Even though they haven’t been asked to investigate, Steve and Heather begin to dig into the victim’s background. Meanwhile, a man from Steve’s past seems to be back, threatening both Steve and Heather.

The first third of the book, at least, is bogged down with the characters’ social lives. Although the series reading order said that reading prior books was not necessary, I believe it is. There are so many characters here that seem to be carry-overs from earlier books that I was lost at how they were meaningful to events that are going on. I found it hard to care, as well, since they didn’t seem to be part of the mystery at all. I kept wanting them to just get to the mystery, but there was a lot of “catching up” with these characters as well as details of everyday life that I could do without.

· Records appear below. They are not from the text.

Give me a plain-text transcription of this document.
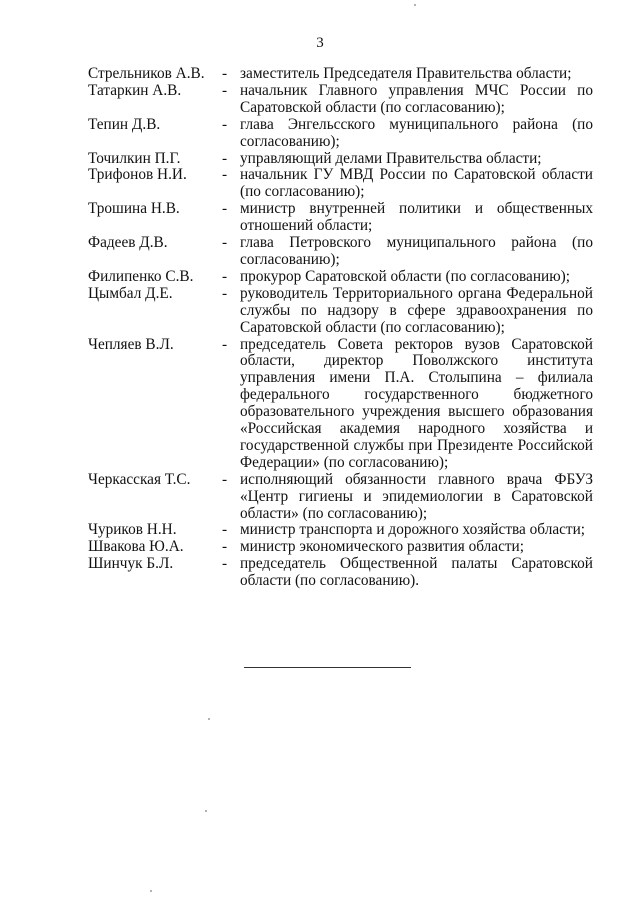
3
Стрельников А.В.	- заместитель Председателя Правительства области;
Татаркин А.В.	- начальник Главного управления МЧС России по Саратовской области (по согласованию);
Тепин Д.В.	- глава Энгельсского муниципального района (по согласованию);
Точилкин П.Г.	- управляющий делами Правительства области;
Трифонов Н.И.	- начальник ГУ МВД России по Саратовской области (по согласованию);
Трошина Н.В.	- министр внутренней политики и общественных отношений области;
Фадеев Д.В.	- глава Петровского муниципального района (по согласованию);
Филипенко С.В.	- прокурор Саратовской области (по согласованию);
Цымбал Д.Е.	- руководитель Территориального органа Федеральной службы по надзору в сфере здравоохранения по Саратовской области (по согласованию);
Чепляев В.Л.	- председатель Совета ректоров вузов Саратовской области, директор Поволжского института управления имени П.А. Столыпина – филиала федерального государственного бюджетного образовательного учреждения высшего образования «Российская академия народного хозяйства и государственной службы при Президенте Российской Федерации» (по согласованию);
Черкасская Т.С.	- исполняющий обязанности главного врача ФБУЗ «Центр гигиены и эпидемиологии в Саратовской области» (по согласованию);
Чуриков Н.Н.	- министр транспорта и дорожного хозяйства области;
Швакова Ю.А.	- министр экономического развития области;
Шинчук Б.Л.	- председатель Общественной палаты Саратовской области (по согласованию).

The actual mytery, once it gets going, is pretty good. There was a lot of intrigue and many different directions for things to go. In the end, though, I had to force myself to finish the book to review it. The mystery just couldn’t hold me since I didn’t know the backbround that was important at some parts and there were too many unnecessary details that bogged the story down.

I think if you’ve read previous books in this series and you enjoyed those, you might like Murder at the Monument more than I did. Of the two books I’ve read in the series, I like A Killer on Christmas Cay better simply due to the fact that Steve and Heather were taken away from their usual stomping grounds which meant that everything else in the story was new as well and it didn’t feel like I was missing backstory. Here, I definitely felt that. I won’t be reading any other books in the series, though, as I just think it’s not up my alley.